Hari ini, sudah dua pekan lebih kampanye pemilihan federal dilaksanakan di Australia. Dua partai besar, Liberal dan Labour sudah genacar melakukan banyak upaya menggaet suara saat Pemilu Federal 7 September mendatang. Tak ketinggalan, Komisi pemilihan umum Australia yang gencar meminta masayrakat yang memiliki hak suara untuk "Enroll". Metode yang mereka pakai relatif seragam, iklan elektronik di televisi dan radio, juga internet. Tentu saja, jalur media tradisional seperti koran, poster, dan surat ke rumah-rumah masyarakat juga dilakukan. Satu hal yang menarik, tak seperti di Indonesia, tak ada satupun spanduk dan baligo di jalan-jalan, hahaha..

Nah, ada yang menarik di artikel koran Guardian Australia hari ini, kisah tentang calon Perdana Mentri Australia kelak, Tony Abbott. Dia yang berasal dari partai Liberal memiliki pandangan tentang masa depan Australia yang berbeda dengan Kevin Rudd yang berasal dari partai Buruh. Perbedaan ini selain berlatar ideologi (Conservative Vs Socialist), namun sedikit banyaknya juga dipengaruhi oleh kepemimpinan di masing-masing partai. Tentu, menjadi pertanyaan, apakah individu yang kemudian memberi warna pada partai (lembaga) atau lembaga kemudian yang mewarnai pandangan politik seorang individu. Namun terlepas dari hal tersebut, artikel menarik tentang Tony Abbott hari ini memuat kisahnya saat kuliah di Oxford.

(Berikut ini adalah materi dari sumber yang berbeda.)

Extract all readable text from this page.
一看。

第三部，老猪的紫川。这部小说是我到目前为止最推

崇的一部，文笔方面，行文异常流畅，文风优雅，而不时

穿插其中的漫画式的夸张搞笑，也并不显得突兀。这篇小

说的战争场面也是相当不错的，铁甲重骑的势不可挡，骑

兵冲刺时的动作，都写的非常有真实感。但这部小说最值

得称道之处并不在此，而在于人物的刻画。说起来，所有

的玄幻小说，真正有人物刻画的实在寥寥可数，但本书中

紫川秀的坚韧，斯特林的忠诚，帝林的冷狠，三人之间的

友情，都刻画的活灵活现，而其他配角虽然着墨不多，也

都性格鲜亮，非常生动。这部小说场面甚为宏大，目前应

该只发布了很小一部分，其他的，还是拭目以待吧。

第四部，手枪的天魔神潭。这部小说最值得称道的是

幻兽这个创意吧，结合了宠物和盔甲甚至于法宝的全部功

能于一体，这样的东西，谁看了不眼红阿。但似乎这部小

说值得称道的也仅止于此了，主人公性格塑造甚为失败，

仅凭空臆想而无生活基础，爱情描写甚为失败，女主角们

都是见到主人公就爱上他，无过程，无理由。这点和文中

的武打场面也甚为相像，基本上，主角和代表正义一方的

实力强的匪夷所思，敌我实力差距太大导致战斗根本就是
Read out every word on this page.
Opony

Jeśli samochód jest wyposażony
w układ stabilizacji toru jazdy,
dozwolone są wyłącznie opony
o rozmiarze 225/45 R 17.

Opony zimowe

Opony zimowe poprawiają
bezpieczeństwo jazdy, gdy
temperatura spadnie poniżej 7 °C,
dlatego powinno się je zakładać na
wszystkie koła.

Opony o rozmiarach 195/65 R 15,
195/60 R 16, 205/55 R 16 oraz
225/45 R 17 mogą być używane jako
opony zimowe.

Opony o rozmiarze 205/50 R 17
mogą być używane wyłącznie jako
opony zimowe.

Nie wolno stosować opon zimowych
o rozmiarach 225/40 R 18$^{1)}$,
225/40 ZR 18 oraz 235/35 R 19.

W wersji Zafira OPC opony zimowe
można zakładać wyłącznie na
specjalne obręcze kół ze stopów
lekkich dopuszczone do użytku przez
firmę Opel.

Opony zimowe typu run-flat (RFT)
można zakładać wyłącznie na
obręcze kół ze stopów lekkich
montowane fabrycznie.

Seperti Margaret Thatcher, mantan PM Inggris dari Partai Konservative, Abbott ternyata pernah mengenyam pendidikan di salah satu kampus elit di dunia. Ia kuliah selama 2 tahun disana dengan dukungan beasiswa Rhodes, salah satu beasiswa prestigious juga di kalangan commonwealth. Di sana, ia belajar politik dan filsafat. Sebelum studi pascasarjana di Oxford, ia juga kuliah di University of Sidney.

Membaca koran, berita di media elektronik dan gosip, banyak pihak sebenarnya meragukan pria ini. Selain dianggap amatir dalam politik, kemenangannya yang tipis atas rival di dalam partainya untuk posisi ketua partai membuatnya seperti tidak terlegitimasi. Belum lagi olok-olok menyangkut fisik dan cara bicaranya. Bahkan kemarin ada yang menulis begini di koran. "Can not stand to even look at the man, My TV goes off as soon as he appears on it". Ya, bahkan di negara yang mengklaim maju dan canggih seperti Australia ini, masih ada saja yang berpandangan demikian. Tapi tentu saja, pandangan serupa itu tidak dominan dan hanya sedikit. Apalagi banyak dari pandangan tidak senang ini disampaikan dalam bentuk sarkas yang sangat tajam, yang mebacanya malah menyenangkan dan menggelitik.

Yang menarik juga dari Abbot ini adalah sejarahnya yang dekat dengan politik sayap kanan bahkan sejak ia belum ke Oxford. Dan saat di Oxford inilah, bibit sayap kanan yang dimilikinya tersemaikan dan mendapat tempat. Ini tentu saja menarik, bahwa terlepas dari preferensi masing-masing orang akan Abbott, tapi ia bukan orang yang tiba-tiba saja datang dan merasa layak jadi calon PM. Ia telah melewati banyak fase politik dalam hidupnya. Ia bukan orang yang tiba-tiba datang dan mengaku memiliki ideologi politik tertentu. Ada bukti dan catatan sejarah tentang mengapa ia memilih sebuah kebijakan saat ini, misalnya. Sekali lagi, lepas dari apakah pilihan itu baik atau tidak. Kita bisa tahu mengapa dan bagaimana ia bisa sampai pada sebuah pandangan.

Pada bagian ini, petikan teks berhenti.